Openmouthed, I stare at the house that’s just revealed itself through the copse of trees. I’m sorry, did I say house? I mean, estate. Castle. Compound. Ecosystem.

Jamie accelerates and we screech up to the house as if making a pit stop in the Indy 500. Gravel sprays as we skid to a stop. He pulls the parking brake, looks at me, and takes a deep, bearing-up breath. He opens the door and steps out. I can’t. Not yet. I can only gaze, in awe, at the sheer stone front of the house. This part of it looks like Blenheim (probably from the same time period), but the wing to the right looks older and castle-y, turrets and battlements.

As I get out of the car, the double front doors of the house fly open and Antonia steps out, clapping her hands. Another woman, as wide as she is tall with a crop of bushy white hair, waddles purposefully down the steps behind her. Wearing an apron and a towel thrown over her shoulder, she makes a beeline for Jamie, coming at him like a brick wall and engulfing him in a bosom-centric hug. She pulls back, looking stern.

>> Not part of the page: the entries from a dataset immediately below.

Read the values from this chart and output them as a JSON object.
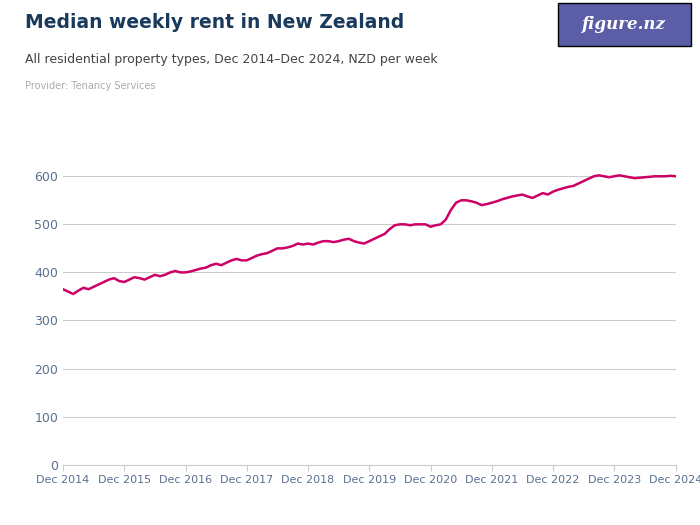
{
  "title": "Median weekly rent in New Zealand",
  "subtitle": "All residential property types, Dec 2014–Dec 2024, NZD per week",
  "provider": "Provider: Tenancy Services",
  "line_color": "#cc0066",
  "background_color": "#ffffff",
  "title_color": "#1a3a5c",
  "subtitle_color": "#444444",
  "provider_color": "#aaaaaa",
  "grid_color": "#cccccc",
  "axis_color": "#cccccc",
  "tick_label_color": "#5a7090",
  "ylim": [
    0,
    650
  ],
  "yticks": [
    0,
    100,
    200,
    300,
    400,
    500,
    600
  ],
  "x_labels": [
    "Dec 2014",
    "Dec 2015",
    "Dec 2016",
    "Dec 2017",
    "Dec 2018",
    "Dec 2019",
    "Dec 2020",
    "Dec 2021",
    "Dec 2022",
    "Dec 2023",
    "Dec 2024"
  ],
  "x_positions": [
    0,
    12,
    24,
    36,
    48,
    60,
    72,
    84,
    96,
    108,
    120
  ],
  "data": [
    [
      0,
      365
    ],
    [
      1,
      360
    ],
    [
      2,
      355
    ],
    [
      3,
      362
    ],
    [
      4,
      368
    ],
    [
      5,
      365
    ],
    [
      6,
      370
    ],
    [
      7,
      375
    ],
    [
      8,
      380
    ],
    [
      9,
      385
    ],
    [
      10,
      388
    ],
    [
      11,
      382
    ],
    [
      12,
      380
    ],
    [
      13,
      385
    ],
    [
      14,
      390
    ],
    [
      15,
      388
    ],
    [
      16,
      385
    ],
    [
      17,
      390
    ],
    [
      18,
      395
    ],
    [
      19,
      392
    ],
    [
      20,
      395
    ],
    [
      21,
      400
    ],
    [
      22,
      403
    ],
    [
      23,
      400
    ],
    [
      24,
      400
    ],
    [
      25,
      402
    ],
    [
      26,
      405
    ],
    [
      27,
      408
    ],
    [
      28,
      410
    ],
    [
      29,
      415
    ],
    [
      30,
      418
    ],
    [
      31,
      415
    ],
    [
      32,
      420
    ],
    [
      33,
      425
    ],
    [
      34,
      428
    ],
    [
      35,
      425
    ],
    [
      36,
      425
    ],
    [
      37,
      430
    ],
    [
      38,
      435
    ],
    [
      39,
      438
    ],
    [
      40,
      440
    ],
    [
      41,
      445
    ],
    [
      42,
      450
    ],
    [
      43,
      450
    ],
    [
      44,
      452
    ],
    [
      45,
      455
    ],
    [
      46,
      460
    ],
    [
      47,
      458
    ],
    [
      48,
      460
    ],
    [
      49,
      458
    ],
    [
      50,
      462
    ],
    [
      51,
      465
    ],
    [
      52,
      465
    ],
    [
      53,
      463
    ],
    [
      54,
      465
    ],
    [
      55,
      468
    ],
    [
      56,
      470
    ],
    [
      57,
      465
    ],
    [
      58,
      462
    ],
    [
      59,
      460
    ],
    [
      60,
      465
    ],
    [
      61,
      470
    ],
    [
      62,
      475
    ],
    [
      63,
      480
    ],
    [
      64,
      490
    ],
    [
      65,
      498
    ],
    [
      66,
      500
    ],
    [
      67,
      500
    ],
    [
      68,
      498
    ],
    [
      69,
      500
    ],
    [
      70,
      500
    ],
    [
      71,
      500
    ],
    [
      72,
      495
    ],
    [
      73,
      498
    ],
    [
      74,
      500
    ],
    [
      75,
      510
    ],
    [
      76,
      530
    ],
    [
      77,
      545
    ],
    [
      78,
      550
    ],
    [
      79,
      550
    ],
    [
      80,
      548
    ],
    [
      81,
      545
    ],
    [
      82,
      540
    ],
    [
      83,
      542
    ],
    [
      84,
      545
    ],
    [
      85,
      548
    ],
    [
      86,
      552
    ],
    [
      87,
      555
    ],
    [
      88,
      558
    ],
    [
      89,
      560
    ],
    [
      90,
      562
    ],
    [
      91,
      558
    ],
    [
      92,
      555
    ],
    [
      93,
      560
    ],
    [
      94,
      565
    ],
    [
      95,
      562
    ],
    [
      96,
      568
    ],
    [
      97,
      572
    ],
    [
      98,
      575
    ],
    [
      99,
      578
    ],
    [
      100,
      580
    ],
    [
      101,
      585
    ],
    [
      102,
      590
    ],
    [
      103,
      595
    ],
    [
      104,
      600
    ],
    [
      105,
      602
    ],
    [
      106,
      600
    ],
    [
      107,
      598
    ],
    [
      108,
      600
    ],
    [
      109,
      602
    ],
    [
      110,
      600
    ],
    [
      111,
      598
    ],
    [
      112,
      596
    ],
    [
      113,
      597
    ],
    [
      114,
      598
    ],
    [
      115,
      599
    ],
    [
      116,
      600
    ],
    [
      117,
      600
    ],
    [
      118,
      600
    ],
    [
      119,
      601
    ],
    [
      120,
      600
    ]
  ],
  "logo_bg_color": "#5b5ea6",
  "logo_text": "figure.nz",
  "logo_text_color": "#ffffff"
}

“Let me look atcha!” she demands. Jamie stands up straight and holds out his arms like he’s at an army induction center. “Just as I s’pected. Too thin,” she declares, shaking her head. She jabs a pudgy thumb behind her. “Me broth’s in the house. Made it especial.”

Jamie glances at me with a warm, genuine smile I haven’t seen in a week. “Ella, this is Smithy, the love of my life. Smithy’s broth has curative properties.”